Ex-USFK commander: Annual renewal of defense costs deal causes structural instability
Jay Yim, Jan. 24, 2020, 11:45 a.m.
The decision last year to renew the cost-sharing pact between Seoul and Washington each year for the upkeep of 28,500 American troops here will cause structural instability, a former U.S. Forces Korea commander has said.
In an interview with the Voice of America on Thursday (U.S. time), former USFK Commander Vincent Brooks said the annual renewal deal does not guarantee its stability as it always takes more than a year when it comes to local hires and the construction of military facilities.
He said the deal needs to be renewed every three or every five years given the period required for local employment and construction projects financed by South Korea.
In March last year, Seoul and Washington agreed to renew the cost-sharing deal, called the Special Measures Agreement (SMA), on an annual basis.
Seoul and Washington held their last round of negotiations in the U.S. capital earlier this month, where Seoul's foreign ministry said they have "broadened their mutual understanding and common ground."
They are expected to hold the next round of the SMA talks in Seoul early next month.
Seoul has insisted that the negotiations should proceed within the existing SMA framework, while Washington has demanded that its coverage be expanded to include extra costs, such as those for rotations of American troops to the peninsula.

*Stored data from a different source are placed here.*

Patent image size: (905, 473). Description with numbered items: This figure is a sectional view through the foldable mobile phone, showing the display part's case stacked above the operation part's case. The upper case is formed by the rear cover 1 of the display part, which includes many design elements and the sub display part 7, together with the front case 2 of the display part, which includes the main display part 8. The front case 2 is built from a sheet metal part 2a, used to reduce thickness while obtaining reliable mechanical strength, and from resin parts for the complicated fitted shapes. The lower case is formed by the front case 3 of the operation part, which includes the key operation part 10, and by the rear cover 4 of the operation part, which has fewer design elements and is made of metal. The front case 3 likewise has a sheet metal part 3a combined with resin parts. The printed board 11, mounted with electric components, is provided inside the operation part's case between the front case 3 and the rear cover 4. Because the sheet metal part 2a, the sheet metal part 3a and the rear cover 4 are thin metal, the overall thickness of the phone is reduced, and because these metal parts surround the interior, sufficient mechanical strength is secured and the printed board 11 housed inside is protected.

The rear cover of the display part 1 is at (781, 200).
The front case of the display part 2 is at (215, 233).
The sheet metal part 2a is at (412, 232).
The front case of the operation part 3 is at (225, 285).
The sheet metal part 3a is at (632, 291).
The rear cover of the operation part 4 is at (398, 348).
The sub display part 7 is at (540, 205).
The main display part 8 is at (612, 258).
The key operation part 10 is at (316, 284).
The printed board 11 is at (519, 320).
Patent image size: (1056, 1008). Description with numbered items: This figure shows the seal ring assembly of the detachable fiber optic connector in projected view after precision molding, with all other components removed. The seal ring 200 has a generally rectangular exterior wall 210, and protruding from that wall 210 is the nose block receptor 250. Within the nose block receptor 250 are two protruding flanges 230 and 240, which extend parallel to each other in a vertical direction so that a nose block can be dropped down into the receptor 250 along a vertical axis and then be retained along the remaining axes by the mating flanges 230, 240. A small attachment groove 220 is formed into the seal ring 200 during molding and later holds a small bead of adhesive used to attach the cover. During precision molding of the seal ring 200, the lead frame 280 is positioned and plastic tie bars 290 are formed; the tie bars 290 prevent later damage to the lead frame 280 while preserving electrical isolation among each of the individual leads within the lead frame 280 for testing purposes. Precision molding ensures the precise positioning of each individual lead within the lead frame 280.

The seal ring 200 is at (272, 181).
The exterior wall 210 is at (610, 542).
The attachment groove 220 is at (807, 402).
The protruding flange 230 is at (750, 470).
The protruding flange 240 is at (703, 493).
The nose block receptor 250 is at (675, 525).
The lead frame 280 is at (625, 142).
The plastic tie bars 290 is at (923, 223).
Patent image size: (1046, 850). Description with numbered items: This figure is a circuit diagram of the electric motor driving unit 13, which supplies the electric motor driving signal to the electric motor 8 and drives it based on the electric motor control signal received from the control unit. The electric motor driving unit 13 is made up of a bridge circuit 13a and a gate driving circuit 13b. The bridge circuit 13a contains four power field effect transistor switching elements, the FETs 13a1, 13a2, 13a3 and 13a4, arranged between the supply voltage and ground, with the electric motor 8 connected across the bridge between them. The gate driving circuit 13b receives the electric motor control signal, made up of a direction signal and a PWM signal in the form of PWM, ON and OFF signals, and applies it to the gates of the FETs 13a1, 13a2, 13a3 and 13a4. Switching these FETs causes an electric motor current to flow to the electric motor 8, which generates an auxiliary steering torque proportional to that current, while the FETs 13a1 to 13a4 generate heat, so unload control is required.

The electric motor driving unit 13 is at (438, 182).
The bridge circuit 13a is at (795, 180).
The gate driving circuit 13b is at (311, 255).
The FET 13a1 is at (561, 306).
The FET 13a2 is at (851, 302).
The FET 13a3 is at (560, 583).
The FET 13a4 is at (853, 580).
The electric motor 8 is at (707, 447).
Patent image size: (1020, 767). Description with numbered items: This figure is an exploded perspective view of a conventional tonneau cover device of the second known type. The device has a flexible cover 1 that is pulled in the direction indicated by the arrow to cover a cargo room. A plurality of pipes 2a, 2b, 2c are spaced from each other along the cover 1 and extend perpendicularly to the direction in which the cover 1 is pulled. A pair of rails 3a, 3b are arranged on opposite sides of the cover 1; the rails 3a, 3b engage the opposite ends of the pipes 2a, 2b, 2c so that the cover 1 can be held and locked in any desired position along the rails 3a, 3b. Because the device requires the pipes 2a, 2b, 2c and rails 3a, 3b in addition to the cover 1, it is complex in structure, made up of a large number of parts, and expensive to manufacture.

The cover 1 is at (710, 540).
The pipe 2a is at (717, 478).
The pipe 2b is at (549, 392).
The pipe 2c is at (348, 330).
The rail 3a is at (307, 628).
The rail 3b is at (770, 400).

To tamp down U.S. pressure on South Korea to jack up the defense costs, Seoul has been highlighting its contributions to the bilateral alliance, such as its financial support for the construction of a key U.S. base south of Seoul and its massive purchases of U.S.-made weapons.
U.S. President Donald Trump initially demanded that Seoul pay about $5 billion a year for the stationing of U.S. forces here, more than five times the $900 million in the one-year agreement that expired Dec. 31.
Meanwhile, the U.S. is warning it will send furlough notices within weeks to almost 9,000 South Korean workers at U.S. bases if the two countries fail to sign a troop funding deal, according to a Bloomberg report.